-The new edition of “The Oxford Companion to Food,” by Alan Davidson (Oxford University Press, $65) is structured like a dictionary. It starts with aardvark, which Dutch colonists named “earth pig” in Dutch because its meat is said to be as tasty as pork. It ends with zuppa inglese, the triflelike Italian dessert whose name derives not from “soup” but from “sop,” a word for a piece of bread soaked in broth. The book boasts 2,711 definitions and a vast index. It will prove a valuable addition to the knowledge-seeking epicure’s library.
-Jacques L. Rolland and Carol Sherman’s “The Food Encyclopedia” (Robert Rose, $49.95), styled as a dictionary, offers definitions for more than 8,000 foods. In some cases, such as flour, the main entry gives an exact definition (“the milled and finely ground starch product of cereal grains or vegetables”), while sidebars discuss common flour types and less familiar kinds such as barley and bean flours.
Both “The Oxford Companion to Food” and “The Food Encyclopedia” have more than a whisper of a British accent. The Oxford book is British, the Food Encyclopedia comes from Canada.
-Aliza Green weighs in, quite literally, with the nearly 5-pound “Starting with Ingredients: Quintessential Recipes for the Way We Really Cook” (Running Press, $39.95). It’s not organized like any cookbook we’ve ever seen, but it has its own internal logic, with sections arranged alphabetically instead of by food group. For example, do you have a chicken to cook? You’ll find it listed between chestnuts and chickpeas, and you’ll also find 14 recipes, types of birds, how to cut a bird into eight pieces and more. It’s slightly marred by artsy typography and design that makes eyes struggle.

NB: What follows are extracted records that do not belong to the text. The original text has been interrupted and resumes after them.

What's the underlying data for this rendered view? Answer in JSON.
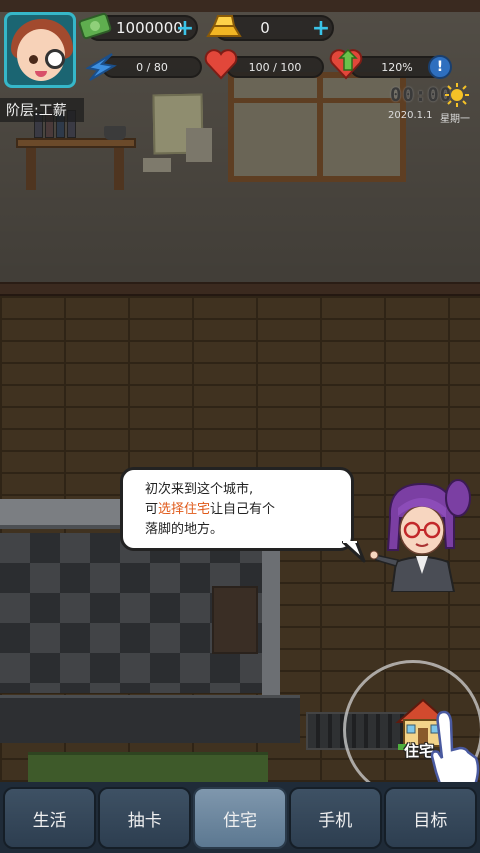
{
  "hud": {
    "money": "1000000",
    "gold": "0",
    "energy": "0 / 80",
    "health": "100 / 100",
    "mood": "120%",
    "info_label": "!",
    "rank": "阶层:工薪",
    "clock": "00:00",
    "date": "2020.1.1",
    "weekday": "星期一",
    "plus_label": "+"
  },
  "dialog": {
    "line1": "初次来到这个城市,",
    "line2_prefix": "可",
    "line2_highlight": "选择住宅",
    "line2_suffix": "让自己有个",
    "line3": "落脚的地方。"
  },
  "house_button": {
    "label": "住宅"
  },
  "tabs": [
    {
      "label": "生活"
    },
    {
      "label": "抽卡"
    },
    {
      "label": "住宅"
    },
    {
      "label": "手机"
    },
    {
      "label": "目标"
    }
  ],
  "colors": {
    "accent_plus": "#3ac4e8",
    "highlight": "#e05a1a",
    "tab_active": "#7f97ad",
    "tab_bar": "#1f2b38",
    "avatar_border": "#36b7c9"
  },
  "icons": [
    "money-icon",
    "gold-bar-icon",
    "energy-icon",
    "heart-icon",
    "mood-heart-icon",
    "info-icon",
    "sun-icon",
    "house-icon",
    "pointer-hand-icon"
  ]
}
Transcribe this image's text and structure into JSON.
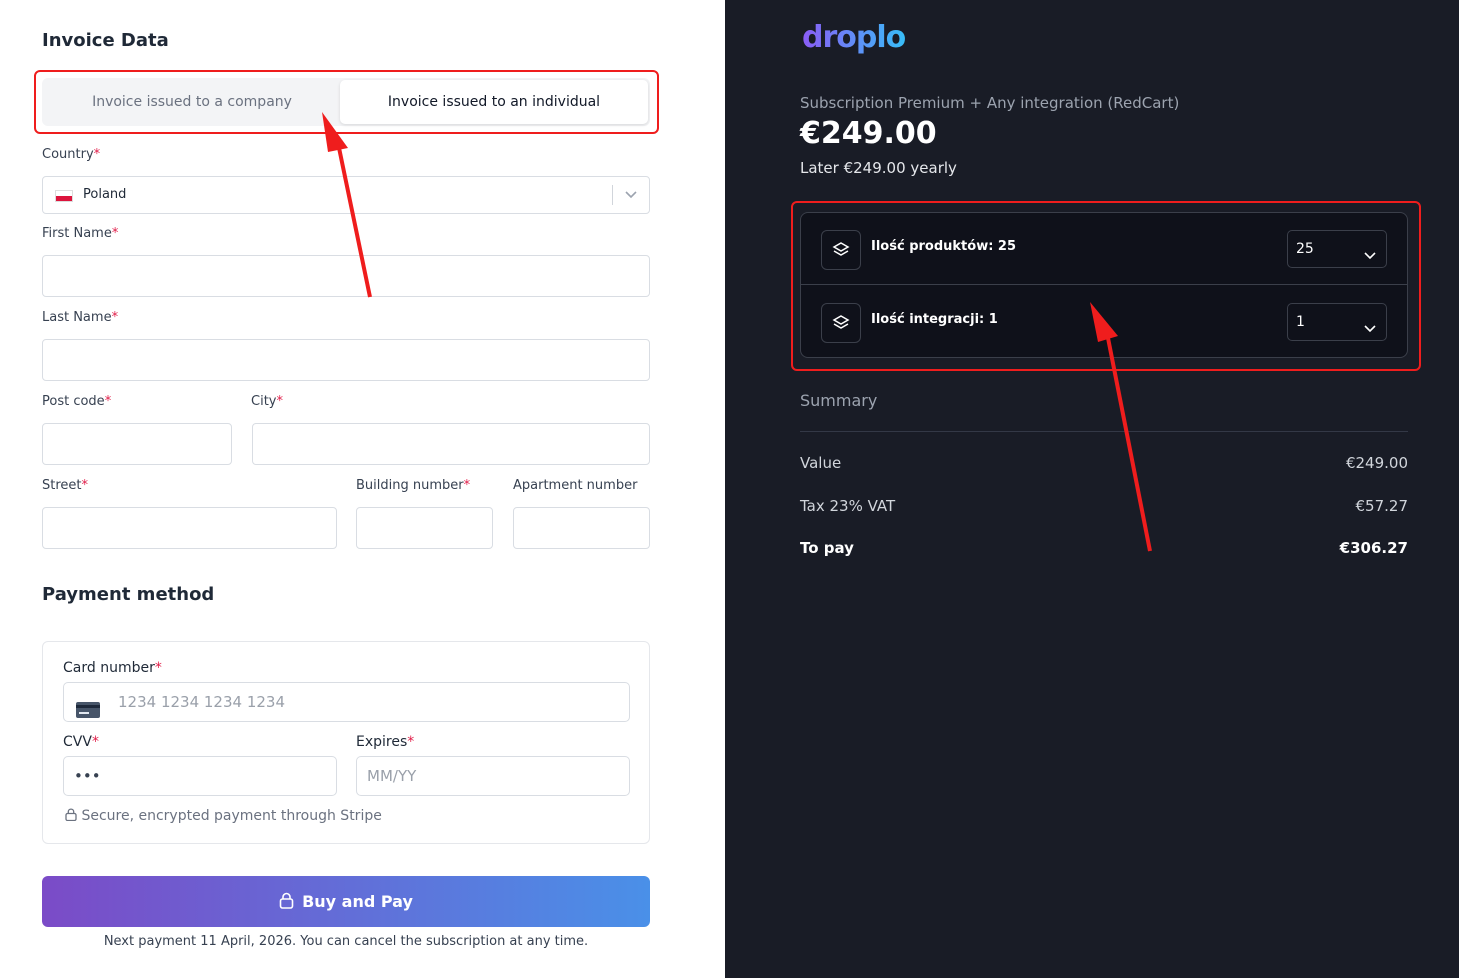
{
  "invoice": {
    "title": "Invoice Data",
    "options": [
      "Invoice issued to a company",
      "Invoice issued to an individual"
    ],
    "selected_option": "Invoice issued to an individual",
    "country_label": "Country",
    "country_value": "Poland",
    "first_name_label": "First Name",
    "last_name_label": "Last Name",
    "post_code_label": "Post code",
    "city_label": "City",
    "street_label": "Street",
    "building_label": "Building number",
    "apartment_label": "Apartment number",
    "required_mark": "*"
  },
  "payment": {
    "title": "Payment method",
    "card_number_label": "Card number",
    "card_number_placeholder": "1234 1234 1234 1234",
    "cvv_label": "CVV",
    "cvv_value": "•••",
    "expires_label": "Expires",
    "expires_placeholder": "MM/YY",
    "secure_note": "Secure, encrypted payment through Stripe",
    "button_label": "Buy and Pay",
    "footnote": "Next payment 11 April, 2026. You can cancel the subscription at any time."
  },
  "order": {
    "brand": "droplo",
    "subscription": "Subscription Premium + Any integration (RedCart)",
    "price": "€249.00",
    "later": "Later €249.00 yearly",
    "options": [
      {
        "label": "Ilość produktów: 25",
        "value": "25"
      },
      {
        "label": "Ilość integracji: 1",
        "value": "1"
      }
    ],
    "summary_title": "Summary",
    "rows": [
      {
        "label": "Value",
        "value": "€249.00"
      },
      {
        "label": "Tax 23% VAT",
        "value": "€57.27"
      },
      {
        "label": "To pay",
        "value": "€306.27"
      }
    ]
  },
  "icons": [
    "poland-flag-icon",
    "chevron-down-icon",
    "credit-card-icon",
    "lock-icon",
    "layers-icon"
  ],
  "colors": {
    "accent_red": "#ef1d1d",
    "dark_panel": "#191c26",
    "button_start": "#7b4bc7",
    "button_end": "#4a90e8",
    "required": "#e11d48"
  }
}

-The eighth edition of “The Professional Chef” from The Culinary Institute of America (Wiley, $70) is as handsome throughout as its copperplate cover. Dedicated home cooks will find tons of info with photos, maps, step-by-steps and recipes that illustrate techniques. If you want to cook like a chef, first you need to think like one. This marvelous book will help.